Keidel did not respond to interview requests, though First Mariner will hold its annual meeting on Dec. 3 in Baltimore. Howard Feinglass, Priam's managing director, declined to comment.

Retained earnings may not be enough to get capital levels up to snuff, and big investors have been wary of damaged community banks in recent months, industry observers say.

"Since the second quarter, investor appetite for a private equity investment in banks has reduced substantially" mostly because of the economy outlook, says Joseph Thomas, a managing director at Hovde Private Equity Advisors. "Investors' returns to date have been pretty negative if you look on all common equity trades, so it's really hard to get something like that done."

In addition to almost $9 million in negative shareholder equity at Sept. 30, First Mariner also has $52 million in junior subordinated debt outstanding. The company's return to profitability has largely come from mortgage volume, particularly from refinancing, raising concerns about its ability to stay profitable over the long term.

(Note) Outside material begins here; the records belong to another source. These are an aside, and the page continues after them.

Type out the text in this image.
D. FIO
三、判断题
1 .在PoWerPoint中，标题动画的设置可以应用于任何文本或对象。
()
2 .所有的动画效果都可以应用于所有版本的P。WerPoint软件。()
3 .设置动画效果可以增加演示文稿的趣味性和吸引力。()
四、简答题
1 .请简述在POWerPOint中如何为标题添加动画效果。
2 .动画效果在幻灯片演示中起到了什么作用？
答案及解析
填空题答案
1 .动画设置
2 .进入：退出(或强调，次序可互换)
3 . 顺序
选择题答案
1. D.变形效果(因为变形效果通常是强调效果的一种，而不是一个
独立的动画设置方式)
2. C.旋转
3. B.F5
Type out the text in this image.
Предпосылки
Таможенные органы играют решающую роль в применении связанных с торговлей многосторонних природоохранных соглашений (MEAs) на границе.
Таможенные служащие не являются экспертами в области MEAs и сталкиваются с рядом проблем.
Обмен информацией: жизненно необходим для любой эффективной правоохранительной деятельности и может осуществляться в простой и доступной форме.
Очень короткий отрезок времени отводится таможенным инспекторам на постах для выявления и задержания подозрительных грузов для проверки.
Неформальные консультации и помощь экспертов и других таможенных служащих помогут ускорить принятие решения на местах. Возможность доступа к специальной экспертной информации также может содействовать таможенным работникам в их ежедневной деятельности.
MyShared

Improving from refinancing activity "won't last forever and it won't solve the problem," Thomas says. "It will just put a Band-Aid on the problem."

Banks with successful mortgage businesses, such as EverBank Financial (EVER) in Jacksonville, Fla., have been aggressively looking to tap into new home purchases and specialty finance to compensate for an expected end to the refi boom. But First Mariner lacks the capital necessary to make those types of investments.

"I'm not convinced the regulators will allow you to be totally dependent on [mortgages] in long run," says Tom Lykos, a managing director at Commerce Street Capital. A key issue for regulators could involve First Mariner's ability to keep servicing debt at the holding company level, he says.

A handful of banks have run into similar problems, where the parent held more debt than equity, yet remained in a position to sell its bank. In some cases, the bank can restructure its debt through creditor approval or force it through bankruptcy if it is unable get the approvals needed.

Big Sandy Holding in Limon, Colo., and Premier Bank Holding in Tallahassee, Fla., recently filed for Chapter 11 bankruptcy protection in efforts to sell banks without securing debtholders' approval. The seller does not have to take on the debt at the holding company, paying solely on the value of the bank.

Bankruptcy is a viable option, "if a bank is being required to raise more capital and the debt structure in place can't be recapitalized very easily," says Brennan Ryan, a partner at Nelson Mullins who has worked on such deals.

First Mariner is under a time crunch to raise capital. The company and its bank have been operating under cease-and-desist orders. "I don't think the regulators will give them enough time to earn their way to being well capitalized at the holding company level regardless of what's going on at the bank," Ely says.

Still, bankruptcy is difficult and typically is viewed as a last-case scenario, Ryan says. "It's not an easy decision and it's something that takes a lot of time and a lot of thought," he says. "It's usually only used when the company has exhausted every other effort."